Audiophile Hörer werden hin- und hergerissen sein vom grazilen Gitarrenpickling von Harris Paseltiner (spielt außerdem das Cello), dem Geigen- und Mandolinenspiel von Auyon Mukharji, den Banjoklängen von Don Mitchell oder eben von den  mehrstimmigen Harmoniegesängen, zu denen sich Bassist Dave Senft als vierte Stimme hinzugesellt. Und wer ganz genau hinhört, wird immer mehr Instrumente (12-saitige Gitarre, Wurlitzer, Harmonium, etc.) und musikalische Schattierungen (Bluegrass, KammerPop, Indie und und und) aus den subtilen Arrangements wahrnehmen.

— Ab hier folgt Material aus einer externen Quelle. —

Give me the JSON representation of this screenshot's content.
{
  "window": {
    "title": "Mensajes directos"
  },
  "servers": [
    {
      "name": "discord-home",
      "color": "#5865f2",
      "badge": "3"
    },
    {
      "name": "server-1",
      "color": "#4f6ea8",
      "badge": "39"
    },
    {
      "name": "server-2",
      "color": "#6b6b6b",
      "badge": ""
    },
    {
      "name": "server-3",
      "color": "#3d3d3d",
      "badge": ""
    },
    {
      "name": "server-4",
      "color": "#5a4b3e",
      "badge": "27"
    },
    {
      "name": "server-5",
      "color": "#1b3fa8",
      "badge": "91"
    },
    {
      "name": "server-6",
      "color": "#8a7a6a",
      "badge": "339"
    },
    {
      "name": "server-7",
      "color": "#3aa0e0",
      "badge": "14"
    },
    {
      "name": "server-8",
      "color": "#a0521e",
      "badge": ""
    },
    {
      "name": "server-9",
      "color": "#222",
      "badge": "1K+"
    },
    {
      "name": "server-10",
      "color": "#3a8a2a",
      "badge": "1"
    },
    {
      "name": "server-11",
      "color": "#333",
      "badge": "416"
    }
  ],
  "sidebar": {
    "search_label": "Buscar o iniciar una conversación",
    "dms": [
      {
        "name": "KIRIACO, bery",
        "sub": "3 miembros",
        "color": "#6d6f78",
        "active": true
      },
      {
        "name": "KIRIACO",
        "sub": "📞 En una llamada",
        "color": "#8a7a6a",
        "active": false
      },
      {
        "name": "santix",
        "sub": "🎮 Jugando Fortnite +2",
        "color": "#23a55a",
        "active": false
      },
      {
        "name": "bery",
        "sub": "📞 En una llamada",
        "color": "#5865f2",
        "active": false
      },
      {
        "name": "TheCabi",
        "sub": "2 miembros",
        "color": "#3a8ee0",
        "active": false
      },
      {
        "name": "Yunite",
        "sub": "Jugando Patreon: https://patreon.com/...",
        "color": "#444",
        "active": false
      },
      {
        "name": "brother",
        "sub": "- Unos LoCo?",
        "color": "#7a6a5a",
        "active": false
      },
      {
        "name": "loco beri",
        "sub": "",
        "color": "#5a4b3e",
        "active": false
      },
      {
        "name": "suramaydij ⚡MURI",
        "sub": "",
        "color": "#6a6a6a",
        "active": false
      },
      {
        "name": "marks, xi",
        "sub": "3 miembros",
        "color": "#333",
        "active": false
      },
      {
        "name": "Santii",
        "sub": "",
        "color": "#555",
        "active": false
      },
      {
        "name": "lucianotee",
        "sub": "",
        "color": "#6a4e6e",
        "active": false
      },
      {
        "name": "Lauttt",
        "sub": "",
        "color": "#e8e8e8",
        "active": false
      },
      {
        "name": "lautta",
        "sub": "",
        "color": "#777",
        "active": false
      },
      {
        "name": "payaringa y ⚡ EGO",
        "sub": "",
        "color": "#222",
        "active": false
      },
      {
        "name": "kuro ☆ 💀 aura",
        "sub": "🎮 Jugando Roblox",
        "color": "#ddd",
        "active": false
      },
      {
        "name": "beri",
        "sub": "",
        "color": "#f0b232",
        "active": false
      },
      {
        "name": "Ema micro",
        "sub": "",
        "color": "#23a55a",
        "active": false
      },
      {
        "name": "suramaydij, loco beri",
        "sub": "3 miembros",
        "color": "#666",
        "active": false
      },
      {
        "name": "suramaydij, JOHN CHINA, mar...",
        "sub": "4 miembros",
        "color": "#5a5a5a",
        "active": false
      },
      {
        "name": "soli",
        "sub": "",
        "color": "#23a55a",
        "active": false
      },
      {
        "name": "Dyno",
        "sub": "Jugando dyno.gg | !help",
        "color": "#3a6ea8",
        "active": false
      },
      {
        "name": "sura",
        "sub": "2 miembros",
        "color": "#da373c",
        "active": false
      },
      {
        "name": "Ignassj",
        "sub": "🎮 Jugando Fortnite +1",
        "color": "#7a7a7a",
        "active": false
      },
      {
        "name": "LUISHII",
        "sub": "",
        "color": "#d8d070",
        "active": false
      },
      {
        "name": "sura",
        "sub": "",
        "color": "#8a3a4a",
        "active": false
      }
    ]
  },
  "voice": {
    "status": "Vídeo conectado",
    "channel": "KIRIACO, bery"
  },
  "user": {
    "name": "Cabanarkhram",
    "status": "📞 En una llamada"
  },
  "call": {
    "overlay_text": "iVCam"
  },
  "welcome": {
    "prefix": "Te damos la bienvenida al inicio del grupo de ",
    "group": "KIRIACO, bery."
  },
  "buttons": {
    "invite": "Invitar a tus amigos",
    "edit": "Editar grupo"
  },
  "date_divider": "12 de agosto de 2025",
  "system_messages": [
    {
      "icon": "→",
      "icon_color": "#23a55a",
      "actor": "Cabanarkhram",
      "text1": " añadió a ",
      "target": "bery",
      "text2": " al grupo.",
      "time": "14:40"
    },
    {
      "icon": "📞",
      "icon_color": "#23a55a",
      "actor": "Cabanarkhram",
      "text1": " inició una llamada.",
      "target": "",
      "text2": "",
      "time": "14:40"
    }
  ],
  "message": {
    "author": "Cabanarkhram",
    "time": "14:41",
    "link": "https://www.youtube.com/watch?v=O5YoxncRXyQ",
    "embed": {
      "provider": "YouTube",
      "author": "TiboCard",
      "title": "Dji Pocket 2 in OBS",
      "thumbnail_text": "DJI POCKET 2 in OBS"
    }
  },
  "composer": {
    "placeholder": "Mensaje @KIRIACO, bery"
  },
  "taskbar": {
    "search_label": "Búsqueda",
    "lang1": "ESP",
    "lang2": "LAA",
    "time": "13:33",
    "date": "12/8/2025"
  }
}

Wahrscheinlich ist es mit der Wärme und der Intensität, die dieses Album vom ersten Ton an ausstrahlt sogar möglich, eine arktische Nacht im Freien ohne Polar-Equipment zu überleben. Für mich als ausgewiesene Frostbeule ist "Birds say" definitiv ein Album, das mich tröstend über den bedrohlich näherrückenden Winter bringt.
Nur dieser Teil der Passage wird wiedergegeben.